There was a beat of silence and then thunderous applause in the darkness. I was crying. I didn’t know what the hell I was crying about, and I didn’t want that light to come on and people to see me, but it came on. Two boys, fat kids stuffing their faces with popcorn, looked at me. One pointed and spit out about half a pound and laughed. I walked away and out the same tent flap I had come in, expecting to run into the waiting arms of Alex the angry cop, but I didn’t. Alex wasn’t there. Hitchcock wasn’t there. The band struck up behind me, and I walked slowly away, determined that if there was a threat to Emmett Kelly, it had to be stopped.
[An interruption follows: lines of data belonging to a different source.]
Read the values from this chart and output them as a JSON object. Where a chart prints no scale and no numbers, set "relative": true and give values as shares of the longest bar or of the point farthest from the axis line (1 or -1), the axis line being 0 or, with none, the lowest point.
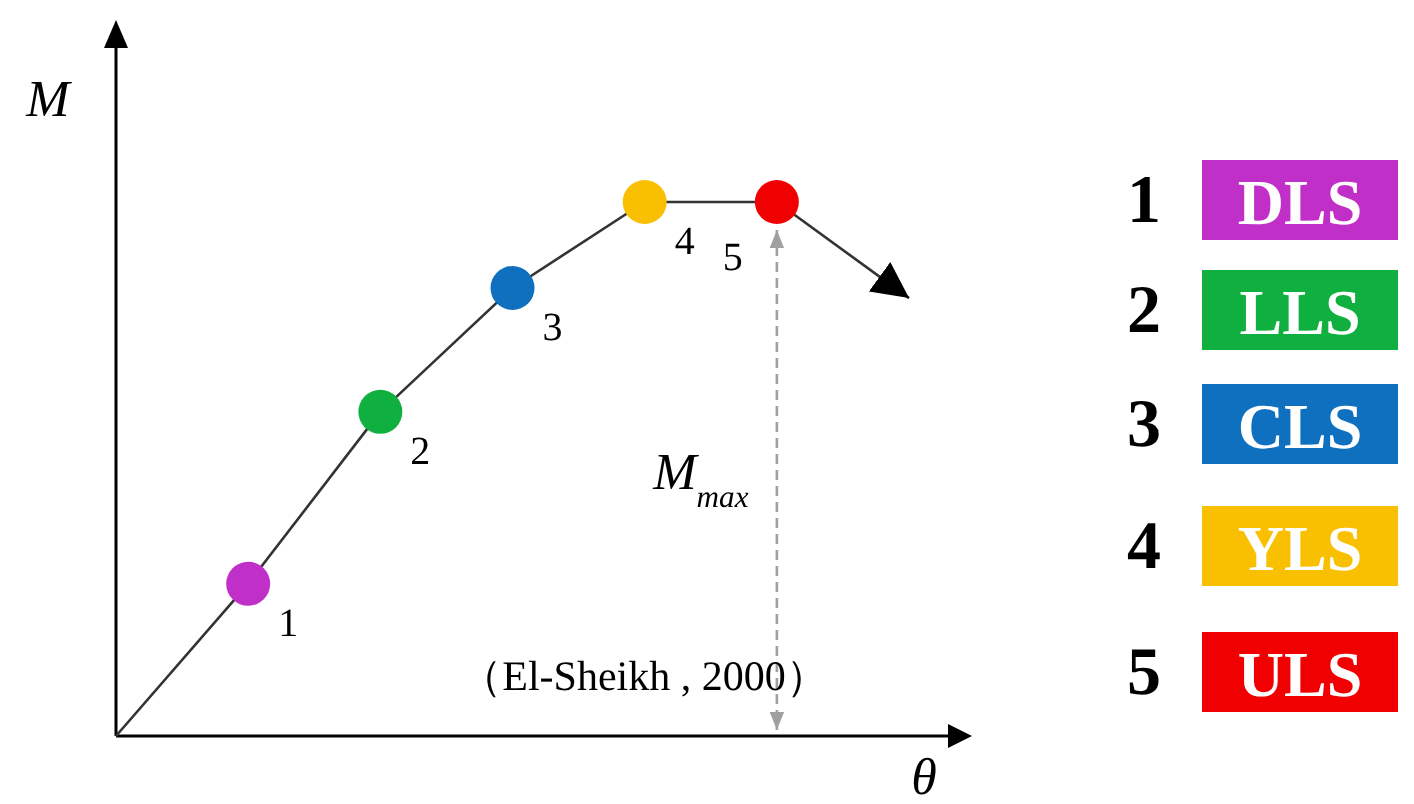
{
  "chart_data": {
    "type": "line",
    "relative": true,
    "xlabel": "θ",
    "ylabel": "M",
    "categories": [
      null,
      null,
      null,
      null,
      null,
      null,
      null
    ],
    "series": [
      {
        "color": "#333333",
        "marker": "circle",
        "values": [
          0,
          0.285,
          0.607,
          0.839,
          1,
          1,
          0.82
        ],
        "colors": [
          null,
          "#c030c8",
          "#10b040",
          "#1070c0",
          "#f8c000",
          "#f00000",
          null
        ]
      }
    ],
    "annotations": [
      "1",
      "2",
      "3",
      "4",
      "5",
      "M$_{max}$",
      "（El-Sheikh , 2000）",
      "DLS",
      "LLS",
      "CLS",
      "YLS",
      "ULS"
    ]
  }
}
I stayed in the shadows, moved past tents and wagons, people talking in concession stands, and to a wagon I had been told to find marked with a big red number forty-five. Elder and I had agreed to stay away from Kelly’s wagon, the clown tent, and Elder’s office wagon, in case Nelson decided to look where he had already seen me or might look.

I knocked at the door of forty-five, and it opened. Peg was startled for a second and then put out her hand to help me up. I had trouble getting through the door with my inner tube and ache, but we popped me in.

“Nice place,” I said, starting to take off my pants.

She was wearing a robe and pajamas. Her hair was down, and she looked comfortable and comforting.

“Hold it,” she said.

“Don’t get me wrong,” I said, continuing. “I’ve got to get out of this tube and sit down. My back hurts, and I miss the feeling of just getting off my legs. I’m not going to attack you in a clown suit.”

“Or any other way?” she asked with a smile, watching me struggle.

“Depends on if you keep laughing at me like that or give me a hand.”

She gave me a hand, getting close enough for me to decide that she smelled good, not perfume good but clean good. As soon as I had inched out of the tube after removing my pants, I sat in a chair in my shorts, still wearing my clown makeup, tore off the hat, rubbed the indentation under my chin from the rubber band, and scratched my stomach furiously.

Peg was holding her stomach with laughter.

“I’d rather face Alex in that Mirador cell than put that costume back on,” I said. “You’ve got a great laugh.”